Alla vigna non ci arriveranno mai Pietro e Paolo. Non sono piú bambini e portano cibo e soldi nella taschedda. Non ci arriveranno mai. Perché i lavoranti diranno di non averli visti… E nessuno dirà di averli visti nemmeno in quella fetta di paese prima che tutto si annulli nella campagna. Non un cristiano, non una cristiana. Perciò alla controra si raduna una piccola folla davanti alla casa del fabbro, tutta gente che sa cosa fare, dove cercare, sa dove ci sono rupi o caverne.
Mercede vede tutta quella gente che si agita, ascolta senza ascoltare. Sente il mare in tempesta.

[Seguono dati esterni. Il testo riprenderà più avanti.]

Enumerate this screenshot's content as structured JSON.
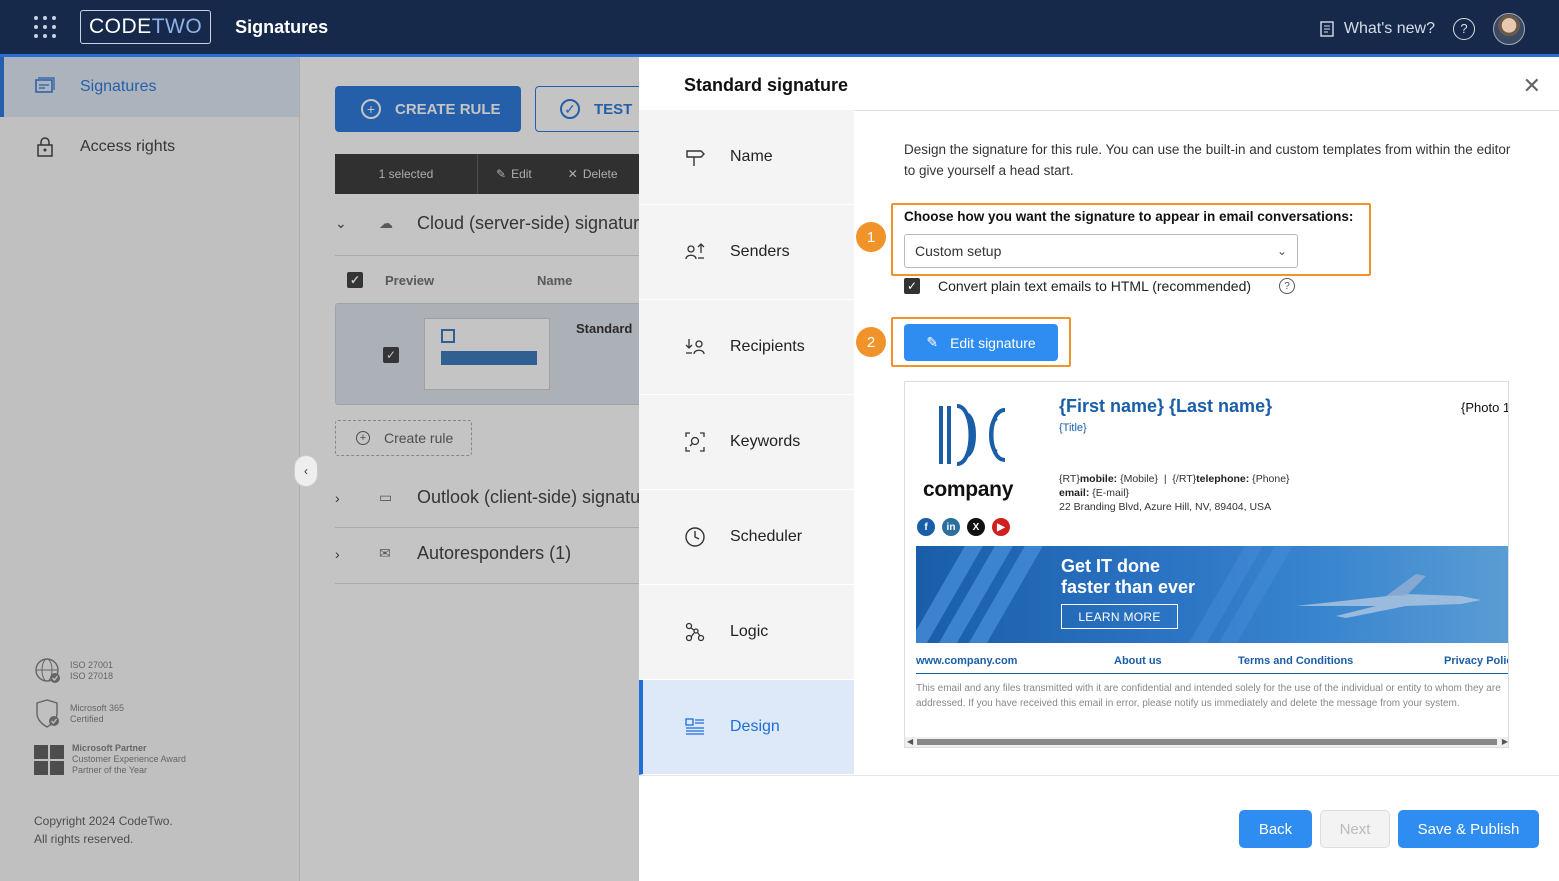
{
  "topbar": {
    "logo_code": "CODE",
    "logo_two": "TWO",
    "app_title": "Signatures",
    "whats_new": "What's new?",
    "help": "?"
  },
  "sidebar": {
    "items": [
      {
        "label": "Signatures",
        "icon": "signatures-icon",
        "active": true
      },
      {
        "label": "Access rights",
        "icon": "lock-icon",
        "active": false
      }
    ],
    "certs": [
      {
        "line1": "ISO 27001",
        "line2": "ISO 27018",
        "line3": ""
      },
      {
        "line1": "Microsoft 365",
        "line2": "Certified",
        "line3": ""
      },
      {
        "line1": "Microsoft Partner",
        "line2": "Customer Experience Award",
        "line3": "Partner of the Year"
      }
    ],
    "copyright_line1": "Copyright 2024 CodeTwo.",
    "copyright_line2": "All rights reserved."
  },
  "main": {
    "create_rule": "CREATE RULE",
    "test": "TEST",
    "toolbar": {
      "selected": "1 selected",
      "edit": "Edit",
      "delete": "Delete"
    },
    "groups": [
      {
        "label": "Cloud (server-side) signatures",
        "expanded": true
      },
      {
        "label": "Outlook (client-side) signatures",
        "expanded": false
      },
      {
        "label": "Autoresponders (1)",
        "expanded": false
      }
    ],
    "table_headers": {
      "preview": "Preview",
      "name": "Name"
    },
    "row": {
      "name": "Standard"
    },
    "create_rule_link": "Create rule"
  },
  "panel": {
    "title": "Standard signature",
    "steps": [
      {
        "label": "Name",
        "icon": "signpost-icon"
      },
      {
        "label": "Senders",
        "icon": "senders-icon"
      },
      {
        "label": "Recipients",
        "icon": "recipients-icon"
      },
      {
        "label": "Keywords",
        "icon": "keywords-icon"
      },
      {
        "label": "Scheduler",
        "icon": "clock-icon"
      },
      {
        "label": "Logic",
        "icon": "logic-icon"
      },
      {
        "label": "Design",
        "icon": "design-icon",
        "active": true
      }
    ],
    "description": "Design the signature for this rule. You can use the built-in and custom templates from within the editor to give yourself a head start.",
    "badge1": "1",
    "badge2": "2",
    "choose_label": "Choose how you want the signature to appear in email conversations:",
    "select_value": "Custom setup",
    "convert_label": "Convert plain text emails to HTML (recommended)",
    "edit_signature": "Edit signature",
    "preview": {
      "company": "company",
      "name": "{First name} {Last name}",
      "title": "{Title}",
      "photo": "{Photo 1",
      "contact_prefix1": "{RT}",
      "mobile_label": "mobile:",
      "mobile_value": " {Mobile}  |  {/RT}",
      "telephone_label": "telephone:",
      "telephone_value": " {Phone}",
      "email_label": "email:",
      "email_value": " {E-mail}",
      "address": "22 Branding Blvd, Azure Hill, NV, 89404, USA",
      "banner_line1": "Get IT done",
      "banner_line2": "faster than ever",
      "learn_more": "LEARN MORE",
      "links": [
        "www.company.com",
        "About us",
        "Terms and Conditions",
        "Privacy Polic"
      ],
      "disclaimer": "This email and any files transmitted with it are confidential and intended solely for the use of the individual or entity to whom they are addressed. If you have received this email in error, please notify us immediately and delete the message from your system."
    },
    "buttons": {
      "back": "Back",
      "next": "Next",
      "save": "Save & Publish"
    }
  },
  "colors": {
    "accent": "#1e6fd9",
    "topbar": "#17294a",
    "highlight": "#f0932b",
    "brand_blue": "#1a5ea8"
  }
}
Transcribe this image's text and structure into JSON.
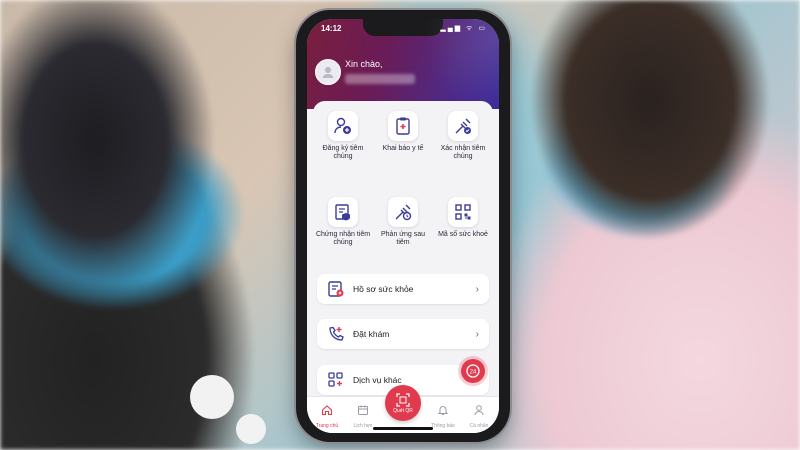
{
  "status_bar": {
    "time": "14:12",
    "icons": "▂▄▆ ᯤ ▭"
  },
  "header": {
    "greeting": "Xin chào,"
  },
  "grid": [
    {
      "label": "Đăng ký tiêm chủng",
      "icon": "user-plus-icon"
    },
    {
      "label": "Khai báo y tế",
      "icon": "clipboard-icon"
    },
    {
      "label": "Xác nhận tiêm chủng",
      "icon": "syringe-check-icon"
    },
    {
      "label": "Chứng nhận tiêm chủng",
      "icon": "certificate-icon"
    },
    {
      "label": "Phản ứng sau tiêm",
      "icon": "syringe-reaction-icon"
    },
    {
      "label": "Mã số sức khoẻ",
      "icon": "qr-code-icon"
    }
  ],
  "rows": [
    {
      "label": "Hồ sơ sức khỏe",
      "icon": "health-record-icon"
    },
    {
      "label": "Đặt khám",
      "icon": "phone-medical-icon"
    },
    {
      "label": "Dịch vụ khác",
      "icon": "grid-plus-icon"
    }
  ],
  "fab": {
    "label": "24"
  },
  "tabs": [
    {
      "label": "Trang chủ",
      "icon": "home-icon"
    },
    {
      "label": "Lịch hẹn",
      "icon": "calendar-icon"
    },
    {
      "label": "Quét QR",
      "icon": "qr-scan-icon"
    },
    {
      "label": "Thông báo",
      "icon": "bell-icon"
    },
    {
      "label": "Cá nhân",
      "icon": "person-icon"
    }
  ],
  "colors": {
    "brand": "#e03a4f",
    "header_start": "#7a1e3c",
    "header_end": "#3a2a9a",
    "icon": "#3b3b9a"
  }
}
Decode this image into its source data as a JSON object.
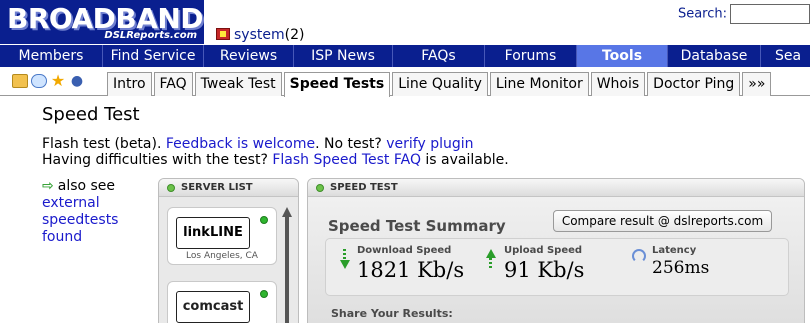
{
  "header": {
    "logo_main": "BROADBAND",
    "logo_sub": "DSLReports.com",
    "user_name": "system",
    "user_count": "(2)",
    "search_label": "Search:",
    "search_value": ""
  },
  "mainnav": {
    "items": [
      "Members",
      "Find Service",
      "Reviews",
      "ISP News",
      "FAQs",
      "Forums",
      "Tools",
      "Database",
      "Sea"
    ],
    "active": "Tools"
  },
  "subnav": {
    "icons": [
      "folder-icon",
      "comment-icon",
      "star-icon",
      "user-icon"
    ],
    "tabs": [
      "Intro",
      "FAQ",
      "Tweak Test",
      "Speed Tests",
      "Line Quality",
      "Line Monitor",
      "Whois",
      "Doctor Ping",
      "»»"
    ],
    "active": "Speed Tests"
  },
  "page": {
    "title": "Speed Test",
    "intro_1a": "Flash test (beta). ",
    "intro_1_link": "Feedback is welcome",
    "intro_1b": ". No test? ",
    "intro_1_link2": "verify plugin",
    "intro_2a": "Having difficulties with the test? ",
    "intro_2_link": "Flash Speed Test FAQ",
    "intro_2b": " is available."
  },
  "aside": {
    "prefix": "also see",
    "link": "external speedtests found"
  },
  "server_list": {
    "title": "SERVER LIST",
    "servers": [
      {
        "name": "linkLINE",
        "city": "Los Angeles, CA"
      },
      {
        "name": "comcast",
        "city": ""
      }
    ]
  },
  "speed_test": {
    "title": "SPEED TEST",
    "summary_title": "Speed Test Summary",
    "compare_label": "Compare result @ dslreports.com",
    "download_label": "Download Speed",
    "download_value": "1821 Kb/s",
    "upload_label": "Upload Speed",
    "upload_value": "91 Kb/s",
    "latency_label": "Latency",
    "latency_value": "256ms",
    "share_label": "Share Your Results:"
  },
  "colors": {
    "nav_bg": "#0a1f8f",
    "nav_active": "#5876e6",
    "link": "#1a1acc",
    "status_green": "#2fb52f"
  }
}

Lei non sapeva cos’era il mare e nemmeno la tempesta. Non sapeva quasi nulla di quello che in genere si pensa che sia importante sapere. Perché aveva sette anni quando l’affidarono a una madre padrona. E aveva sette anni quando le spiegarono che non aveva un padre, né una madre vera. E le dissero che si chiamava Mercede come la suora ostetrica che l’aveva lavata per la prima volta e si era segnata accordandosi con Dio in modo che disponesse Lui a proposito della sopravvivenza o meno di quella bambina sfortunata. Lei, suor Mercede, la sua preferenza l’aveva già espressa: «Meglio morta», pispisiava. Ma non fu cosí. Dio dispose diversamente.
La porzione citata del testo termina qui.